To help get that done and as a champion for U.S. competitiveness, Lampe-Onnerud recently joined Li-Bridge, a public-private alliance committed to accelerating the development of a robust and secure domestic supply chain for lithium-based batteries.

An initiative of the U.S. Department of Energy (DOE) and led by Argonne National Laboratory, Li-Bridge aims to expand the domestic lithium-ion battery supply chain to help drive widespread electrification and stationary energy storage.

“I think there is a lot of money to be made, which is easier to make if policy is easy to understand and implement,” Lampe-Onnerud said. “And it has to pay a lot of attention to the capital markets because without capital, it doesn’t matter. We need sponsorship on what to pick, how it works, how to connect it. We need a convening leadership group across policy, politics, business, education, and all of the social causes. We’re thinking through how the U.S. should play in this field of battery technology – and lithium-ion batteries specifically – which will be critical.”

Seeing her role at DOE as a call to action, Lampe-Onnerud notes that the U.S. must take immediate advantage of the opportunities the burgeoning battery sector presents.

“This is forecasted to be a $60 trillion market by 2030,” she said. “If we don’t take it, others gladly will.”

“Taking it” will mean robust engagement, along with point-of-use policies that are both long-term and technology-agnostic. It will also require new, innovative ideas, like incentivizing the locations where batteries are installed to create more willing customers.
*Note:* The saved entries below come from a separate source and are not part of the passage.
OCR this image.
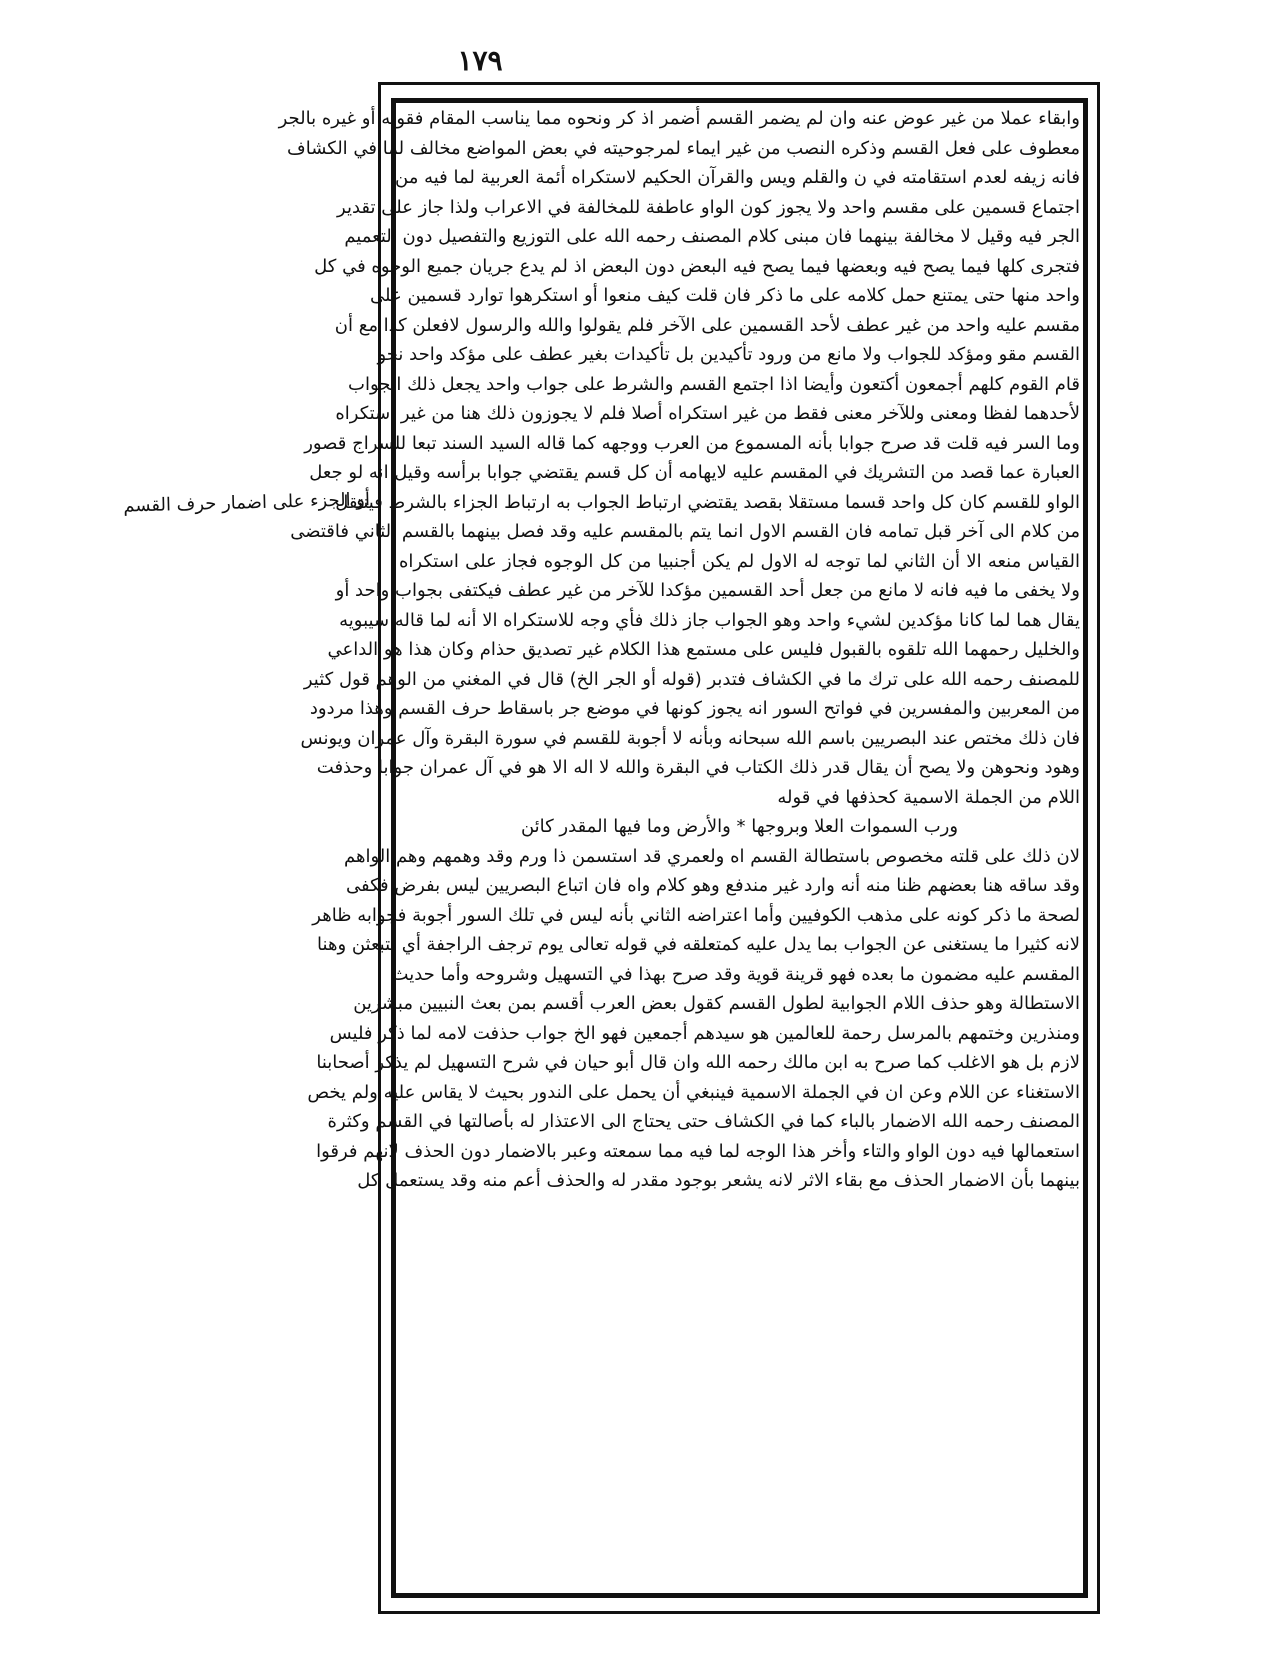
١٧٩
أو الجزء على اضمار حرف القسم
وابقاء عملا من غير عوض عنه وان لم يضمر القسم أضمر اذ كر ونحوه مما يناسب المقام فقوله أو غيره بالجر
معطوف على فعل القسم وذكره النصب من غير ايماء لمرجوحيته في بعض المواضع مخالف لما في الكشاف
فانه زيفه لعدم استقامته في ن والقلم ويس والقرآن الحكيم لاستكراه أئمة العربية لما فيه من
اجتماع قسمين على مقسم واحد ولا يجوز كون الواو عاطفة للمخالفة في الاعراب ولذا جاز على تقدير
الجر فيه وقيل لا مخالفة بينهما فان مبنى كلام المصنف رحمه الله على التوزيع والتفصيل دون التعميم
فتجرى كلها فيما يصح فيه وبعضها فيما يصح فيه البعض دون البعض اذ لم يدع جريان جميع الوجوه في كل
واحد منها حتى يمتنع حمل كلامه على ما ذكر فان قلت كيف منعوا أو استكرهوا توارد قسمين على
مقسم عليه واحد من غير عطف لأحد القسمين على الآخر فلم يقولوا والله والرسول لافعلن كذا مع أن
القسم مقو ومؤكد للجواب ولا مانع من ورود تأكيدين بل تأكيدات بغير عطف على مؤكد واحد نحو
قام القوم كلهم أجمعون أكتعون وأيضا اذا اجتمع القسم والشرط على جواب واحد يجعل ذلك الجواب
لأحدهما لفظا ومعنى وللآخر معنى فقط من غير استكراه أصلا فلم لا يجوزون ذلك هنا من غير استكراه
وما السر فيه قلت قد صرح جوابا بأنه المسموع من العرب ووجهه كما قاله السيد السند تبعا للسراج قصور
العبارة عما قصد من التشريك في المقسم عليه لايهامه أن كل قسم يقتضي جوابا برأسه وقيل انه لو جعل
الواو للقسم كان كل واحد قسما مستقلا بقصد يقتضي ارتباط الجواب به ارتباط الجزاء بالشرط فينتقل
من كلام الى آخر قبل تمامه فان القسم الاول انما يتم بالمقسم عليه وقد فصل بينهما بالقسم الثاني فاقتضى
القياس منعه الا أن الثاني لما توجه له الاول لم يكن أجنبيا من كل الوجوه فجاز على استكراه
ولا يخفى ما فيه فانه لا مانع من جعل أحد القسمين مؤكدا للآخر من غير عطف فيكتفى بجواب واحد أو
يقال هما لما كانا مؤكدين لشيء واحد وهو الجواب جاز ذلك فأي وجه للاستكراه الا أنه لما قاله سيبويه
والخليل رحمهما الله تلقوه بالقبول فليس على مستمع هذا الكلام غير تصديق حذام وكان هذا هو الداعي
للمصنف رحمه الله على ترك ما في الكشاف فتدبر (قوله أو الجر الخ) قال في المغني من الوهم قول كثير
من المعربين والمفسرين في فواتح السور انه يجوز كونها في موضع جر باسقاط حرف القسم وهذا مردود
فان ذلك مختص عند البصريين باسم الله سبحانه وبأنه لا أجوبة للقسم في سورة البقرة وآل عمران ويونس
وهود ونحوهن ولا يصح أن يقال قدر ذلك الكتاب في البقرة والله لا اله الا هو في آل عمران جوابا وحذفت
اللام من الجملة الاسمية كحذفها في قوله
ورب السموات العلا وبروجها * والأرض وما فيها المقدر كائن
لان ذلك على قلته مخصوص باستطالة القسم اه ولعمري قد استسمن ذا ورم وقد وهمهم وهم الواهم
وقد ساقه هنا بعضهم ظنا منه أنه وارد غير مندفع وهو كلام واه فان اتباع البصريين ليس بفرض فكفى
لصحة ما ذكر كونه على مذهب الكوفيين وأما اعتراضه الثاني بأنه ليس في تلك السور أجوبة فجوابه ظاهر
لانه كثيرا ما يستغنى عن الجواب بما يدل عليه كمتعلقه في قوله تعالى يوم ترجف الراجفة أي لتبعثن وهنا
المقسم عليه مضمون ما بعده فهو قرينة قوية وقد صرح بهذا في التسهيل وشروحه وأما حديث
الاستطالة وهو حذف اللام الجوابية لطول القسم كقول بعض العرب أقسم بمن بعث النبيين مبشرين
ومنذرين وختمهم بالمرسل رحمة للعالمين هو سيدهم أجمعين فهو الخ جواب حذفت لامه لما ذكر فليس
لازم بل هو الاغلب كما صرح به ابن مالك رحمه الله وان قال أبو حيان في شرح التسهيل لم يذكر أصحابنا
الاستغناء عن اللام وعن ان في الجملة الاسمية فينبغي أن يحمل على الندور بحيث لا يقاس عليه ولم يخص
المصنف رحمه الله الاضمار بالباء كما في الكشاف حتى يحتاج الى الاعتذار له بأصالتها في القسم وكثرة
استعمالها فيه دون الواو والتاء وأخر هذا الوجه لما فيه مما سمعته وعبر بالاضمار دون الحذف لانهم فرقوا
بينهما بأن الاضمار الحذف مع بقاء الاثر لانه يشعر بوجود مقدر له والحذف أعم منه وقد يستعمل كل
“It’s very bad when the government picks winners and losers,” Lampe-Onnerud said. “Most of the time, solicitations are so cumbersome because we have gotten so nervous about funding the wrong party. The deadlines are too short, and the applications are a lot of work. That’s meant for big companies and those are the only ones that can apply. We must lower the barriers. There’s a lot of capital in the U.S. and that means an enormous growth opportunity if we take it. It will empower a whole new era. None of us can do it alone – we’ve got to do it together. There will not be one winner, not one person, not one company, not one investor. It’s going to take quite a few of us.”